When you choose a Google Tag Manager container service from your first-party domain And Also sending data to Universal Analytics and/or GA4 client, you need to make sure that gtag tracks in these clients. This is because once you go to load the Google Tag Manager container from the first party domain, ie gtag.js Libraries that are loaded via this container will Moreover You need to download them from your first party domain. So be sure to check the relevant options if you are using these two clients.
note! If you want to authorize a file analytics.js A library from your server side domain, you should Moreover check the gtag tracks option and add
UA-XXXXX-Yto the list. This setting also applies to that library.
The last thing to note is that the file
<noscript> The snippet can also be modified to load an iframe from the first-party endpoint. The only caveat is that the HTML page in an iframe will still load elements from
In case you were wondering, Yes: The search console validation will work with the new first party
<noscript>excerpt as well!
Even though you don’t do it at all You have To use a web container when working with server-side tagging, I think many people do and will continue to do so because of the ease that Google Tag Manager provides for tagging a website.

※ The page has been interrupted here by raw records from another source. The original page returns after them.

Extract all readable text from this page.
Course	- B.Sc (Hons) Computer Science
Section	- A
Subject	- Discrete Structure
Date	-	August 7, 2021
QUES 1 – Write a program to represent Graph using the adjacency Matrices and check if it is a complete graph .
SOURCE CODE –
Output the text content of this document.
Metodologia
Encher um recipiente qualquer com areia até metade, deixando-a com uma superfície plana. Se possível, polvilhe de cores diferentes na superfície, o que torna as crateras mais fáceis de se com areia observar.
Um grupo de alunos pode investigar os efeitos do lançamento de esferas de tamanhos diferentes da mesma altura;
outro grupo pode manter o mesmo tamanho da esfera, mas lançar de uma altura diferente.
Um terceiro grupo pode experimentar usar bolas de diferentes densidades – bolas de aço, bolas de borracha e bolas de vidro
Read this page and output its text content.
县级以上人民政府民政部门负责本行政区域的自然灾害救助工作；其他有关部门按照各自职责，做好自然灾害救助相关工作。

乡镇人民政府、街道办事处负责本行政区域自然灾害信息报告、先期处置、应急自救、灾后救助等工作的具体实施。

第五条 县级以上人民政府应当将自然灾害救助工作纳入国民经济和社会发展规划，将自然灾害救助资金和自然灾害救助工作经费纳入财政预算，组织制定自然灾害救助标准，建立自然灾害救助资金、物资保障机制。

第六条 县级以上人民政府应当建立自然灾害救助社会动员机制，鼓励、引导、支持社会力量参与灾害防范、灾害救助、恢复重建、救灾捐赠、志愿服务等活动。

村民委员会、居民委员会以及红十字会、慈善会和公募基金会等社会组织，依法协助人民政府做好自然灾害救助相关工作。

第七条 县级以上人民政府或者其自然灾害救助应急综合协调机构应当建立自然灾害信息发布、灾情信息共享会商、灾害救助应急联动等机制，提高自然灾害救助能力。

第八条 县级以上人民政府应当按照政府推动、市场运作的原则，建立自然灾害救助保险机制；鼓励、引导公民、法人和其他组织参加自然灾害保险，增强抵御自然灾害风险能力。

The ability to delegate a Google Tag Manager container offers clear advantages for moving third-party scripts into a first-party context.
Delivering the Google Tag Manager container agent to the server container may have an impact on the costs associated with setting up the tags on the server side, so be sure to keep an eye on billing in your Google Cloud Platform dashboard.
Let me know in the comments what you think of this new addition to the client mix built into server-side tagging!